Demeurer ignorant

I
L’écriture est, entre autres choses, une tentative de réparation du réel. Tu n’as pas dit ça, d’autres l’ont fait avant toi. Cependant, tu te poses la question : Pourquoi le réel semble-t-il toujours aussi « invivable » ? Ou difficilement vivable, ou inacceptable ? Écrivant, tu cherches à retrouver certaines de ses dimensions. Car il t’apparaît que les formes pleines, les contours déchirés du réel sont sans cesse aplanis, puis nivelés par les outils massifs de la communication. Aplanissement qui te donne l’illusion d’un savoir instantané. L’illusion de « voir loin ». Et parce que le monde dépourvu de ses distances culturelles, historiques… est effrayant, tu te claquemures. À l’intérieur même de tes illusions. Et parce que la communication maintient la parole à un niveau inférieur de ses capacités et de ses pouvoirs véritables, il te faut lutter pour demeurer ignorante. Cette ignorance primordiale à l’écriture, qui n’est autre que quête d’un savoir, une montagne parmi d’autres.

II
Il t’arrive de plus en plus souvent de craindre de ne plus penser par toi-même. De craindre que ta pensée soit le fruit sans noyau germinatif des arborescences virtuelles dans lesquelles quelques-unes de tes racines se seraient prises. Tu te surprends à surveiller tes sentiments au moment où tu écris. Ne serais-tu pas en train d’écrire afin qu’on t’aime ? Afin qu’on te voie ? Ce on, indéfini, désincarné, tu n’ignores pourtant pas qu’il dévore la chair et abolit le sujet.

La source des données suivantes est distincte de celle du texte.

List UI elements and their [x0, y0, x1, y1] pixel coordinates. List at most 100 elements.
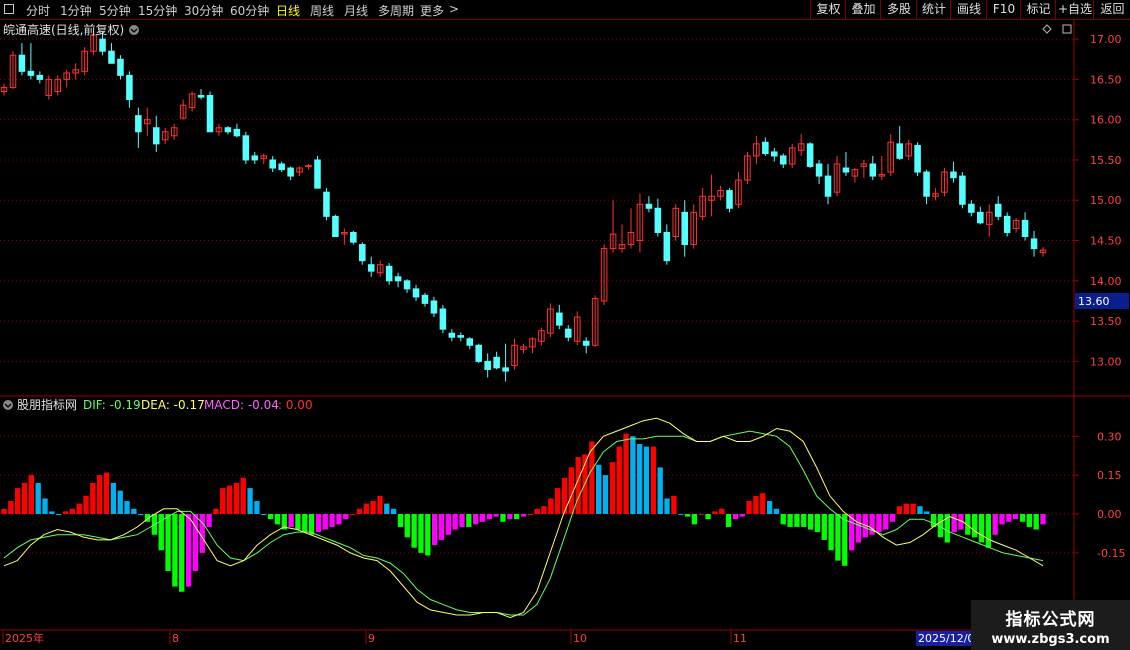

Si ton écriture n’était plus que prétexte à un besoin de consolation ? Prétexte pour être consommée et pour consommer à ton tour ? Tu te dis que non. Mais tu n’exclus pas que cela puisse t’arriver, demain ou ce soir, déjà. Tu n’exclus pas que ton écriture disparaisse sans même que tu t’en aperçoives. Sans même que tu cesses d’écrire.